Now it is time for the flies to start gathering. Wherever there is lots of money, “experts” pop up and new products become available that hope to cash in. Doctors, who are never lauded for their business acumen, will be especially susceptible to hucksters pushing their wares. It seems from the outside to be an simple thing: put medical records on computers and watch the cash fly in.
Anyone who has implemented EMR, however, can attest that the use of the word “simple” is a dead giveaway that the person uttering the word in relation to EMR is either totally clueless or running a scam. It’s like saying “easy solution to the Mideast unrest,” “obvious way to bring world peace,” or “makes exercise easy and fun.”
Run away quickly when you hear this type of thing.
Just like becoming a doctor is a long-term arduous process, EMR implementation happens with time, planning, and effort. It’s not impossible to become a doctor, but it isn’t easy. With EMR adoption, the most important factor in success is the implementation process. A poorly implemented EMR isn’t simply non-functional, it makes medical practice harder. A well implemented EMR doesn’t just function, it improves quality and profitability.
How do I know? Our practice ranks very high for quality (NCQA certified for diabetes, physicians are consistently ranked high for quality by insurers), and we out-earn 95% of other primary care physicians. EMR allows us to practice good medicine in a manner that is much more efficient.
So how’s a doc to know who to trust? What product should he/she buy and whose advice about implementation should they follow? There are many resources out there. Here are a few I think are especially worthwhile:
- Buy a product that is certified by Certification Commission for Health Information Technology. CCHIT is a government task force established to set standards for EMR products. Its goal is to allow systems to communicate with each other and enable more interfaces in the future. The bonuses for docs on EMR are contingent on the system being CCHIT certified (think of it as something like the WiFi standard).
- The American Academy of Family Physicians’ Center for Health Information Technology and the American College of Physicians both have tools to help member physicians decide on an EMR. Your own specialty society may, too.
- Several professional IT organizations have programs to improve EMR adoption, including HIMSS and TEPR.
- Austin Merritt has written a good article of advice on his website Software Advice that underlines the importance of implementation.
The best advice I can give, however, is to visit a doctor’s office who is using an EMR successfully. This office should be as close in make-up to your office as is possible. You should be able to look at how they do it and see yourself in that situation. Never buy a product before visiting at least one office like this (no matter how good the sales pitch). When you visit, make sure you ask them about the implementation process. How did they do it and how hard was it?

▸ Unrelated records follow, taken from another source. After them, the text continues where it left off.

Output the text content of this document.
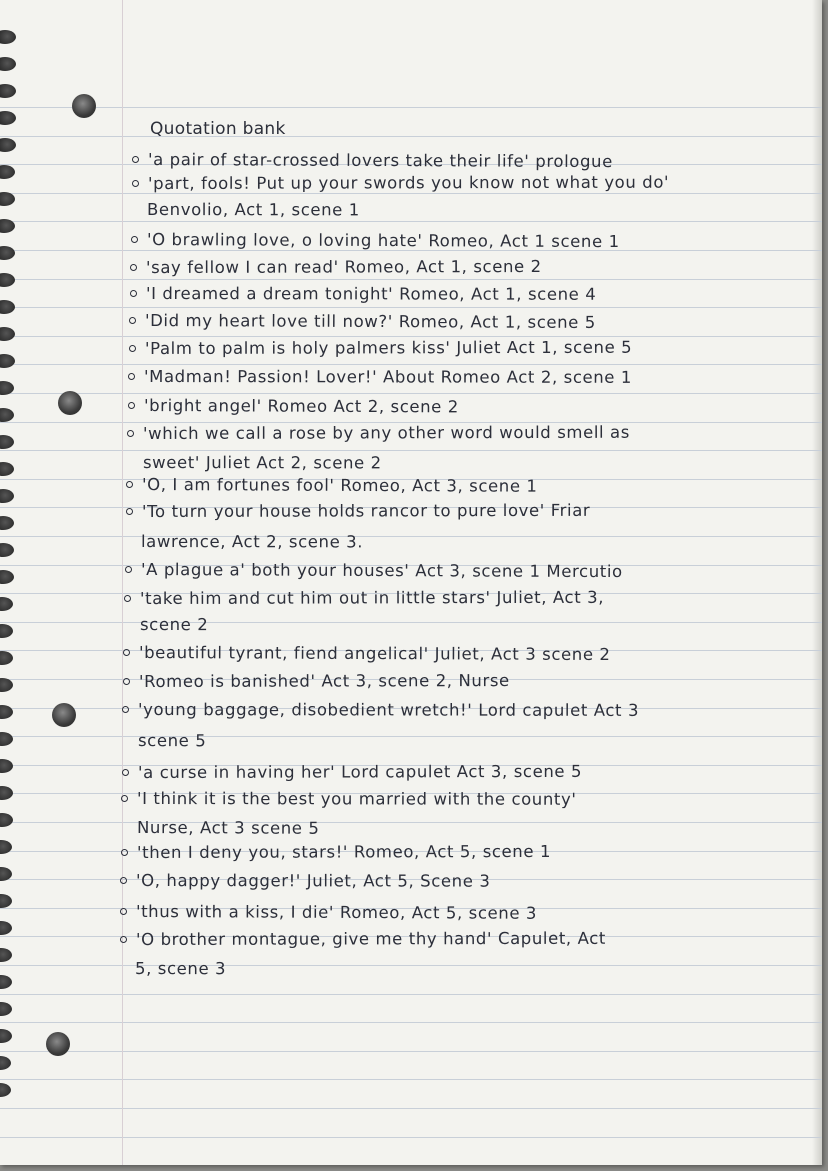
Quotation bank
'a pair of star-crossed lovers take their life' prologue
'part, fools! Put up your swords you know not what you do'
Benvolio, Act 1, scene 1
'O brawling love, o loving hate' Romeo, Act 1 scene 1
'say fellow I can read' Romeo, Act 1, scene 2
'I dreamed a dream tonight' Romeo, Act 1, scene 4
'Did my heart love till now?' Romeo, Act 1, scene 5
'Palm to palm is holy palmers kiss' Juliet Act 1, scene 5
'Madman! Passion! Lover!' About Romeo Act 2, scene 1
'bright angel' Romeo Act 2, scene 2
'which we call a rose by any other word would smell as
sweet' Juliet Act 2, scene 2
'O, I am fortunes fool' Romeo, Act 3, scene 1
'To turn your house holds rancor to pure love' Friar
lawrence, Act 2, scene 3.
'A plague a' both your houses' Act 3, scene 1 Mercutio
'take him and cut him out in little stars' Juliet, Act 3,
scene 2
'beautiful tyrant, fiend angelical' Juliet, Act 3 scene 2
'Romeo is banished' Act 3, scene 2, Nurse
'young baggage, disobedient wretch!' Lord capulet Act 3
scene 5
'a curse in having her' Lord capulet Act 3, scene 5
'I think it is the best you married with the county'
Nurse, Act 3 scene 5
'then I deny you, stars!' Romeo, Act 5, scene 1
'O, happy dagger!' Juliet, Act 5, Scene 3
'thus with a kiss, I die' Romeo, Act 5, scene 3
'O brother montague, give me thy hand' Capulet, Act
5, scene 3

Which EMR do I recommend? Remember, I have been on EMR for over 12 years, so haven’t had much of a chance to shop around. You hear raves and horror stories with every product. Here is some basic advice:
- Get a solid CCHIT-approved brand that has been around for a while
- Don’t pay as much attention to price as you do function. Since the EMR will be absolutely central to the function of your office, it is a dumb mistake to overly-emphasize cost.

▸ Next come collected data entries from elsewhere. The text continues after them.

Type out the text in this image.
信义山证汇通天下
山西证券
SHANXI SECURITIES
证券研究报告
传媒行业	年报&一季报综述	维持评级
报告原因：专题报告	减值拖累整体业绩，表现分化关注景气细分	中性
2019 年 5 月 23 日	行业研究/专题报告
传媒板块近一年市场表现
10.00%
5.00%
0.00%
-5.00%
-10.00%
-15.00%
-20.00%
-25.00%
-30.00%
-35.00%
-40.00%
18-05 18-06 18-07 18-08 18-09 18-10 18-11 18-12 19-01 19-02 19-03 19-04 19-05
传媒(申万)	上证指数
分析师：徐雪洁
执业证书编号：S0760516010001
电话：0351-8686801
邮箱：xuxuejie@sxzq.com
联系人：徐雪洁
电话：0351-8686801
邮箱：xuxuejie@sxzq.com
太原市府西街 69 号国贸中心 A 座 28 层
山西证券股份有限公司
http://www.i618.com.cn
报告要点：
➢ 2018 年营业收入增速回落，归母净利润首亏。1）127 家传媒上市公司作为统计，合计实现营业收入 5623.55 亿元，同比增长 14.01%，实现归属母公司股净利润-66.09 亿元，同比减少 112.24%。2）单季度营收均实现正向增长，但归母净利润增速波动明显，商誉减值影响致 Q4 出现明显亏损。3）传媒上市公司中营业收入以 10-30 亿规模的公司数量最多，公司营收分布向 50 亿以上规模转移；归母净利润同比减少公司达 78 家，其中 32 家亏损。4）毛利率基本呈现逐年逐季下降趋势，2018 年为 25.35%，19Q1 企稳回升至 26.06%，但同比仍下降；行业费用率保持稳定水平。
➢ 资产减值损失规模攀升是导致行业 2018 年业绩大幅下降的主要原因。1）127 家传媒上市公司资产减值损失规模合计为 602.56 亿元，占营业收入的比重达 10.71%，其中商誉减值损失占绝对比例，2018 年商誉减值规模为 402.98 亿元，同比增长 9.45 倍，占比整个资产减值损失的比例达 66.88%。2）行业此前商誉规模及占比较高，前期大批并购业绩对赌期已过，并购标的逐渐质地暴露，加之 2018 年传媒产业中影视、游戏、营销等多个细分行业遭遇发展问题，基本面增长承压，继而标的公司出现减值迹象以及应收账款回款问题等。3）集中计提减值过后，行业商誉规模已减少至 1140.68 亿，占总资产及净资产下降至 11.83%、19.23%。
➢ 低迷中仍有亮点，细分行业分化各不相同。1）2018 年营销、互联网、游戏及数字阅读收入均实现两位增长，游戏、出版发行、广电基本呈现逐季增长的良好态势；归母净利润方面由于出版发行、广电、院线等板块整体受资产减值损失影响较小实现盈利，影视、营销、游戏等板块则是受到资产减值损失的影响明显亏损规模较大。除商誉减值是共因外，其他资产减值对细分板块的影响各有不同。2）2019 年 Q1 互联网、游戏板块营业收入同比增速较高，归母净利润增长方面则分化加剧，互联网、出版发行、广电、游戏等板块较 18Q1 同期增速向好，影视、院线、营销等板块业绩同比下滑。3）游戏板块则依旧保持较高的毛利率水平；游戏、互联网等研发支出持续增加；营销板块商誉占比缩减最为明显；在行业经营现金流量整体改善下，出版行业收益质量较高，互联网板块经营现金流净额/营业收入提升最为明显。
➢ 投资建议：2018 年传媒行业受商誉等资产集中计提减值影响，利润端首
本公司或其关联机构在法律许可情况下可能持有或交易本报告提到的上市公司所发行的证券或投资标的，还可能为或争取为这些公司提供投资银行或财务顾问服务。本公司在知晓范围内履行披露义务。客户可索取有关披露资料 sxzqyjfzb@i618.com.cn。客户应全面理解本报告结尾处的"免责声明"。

- Realize you are paying for a company, not just a product. It is not like buying a car, it is more like having a child or getting married. REALLY research that side of things. A good EMR with a bad company behind it should be avoided like the plague.
- See how connected the user-base is as well. A solid user group will do much to make up any deficiencies in the product and/or company.
So much time is spent shopping over EMR products, but buying an EMR is like being accepted into Medical School; your work is just beginning. That’s OK, because like medical school, the effort put in gives a very worthwhile product.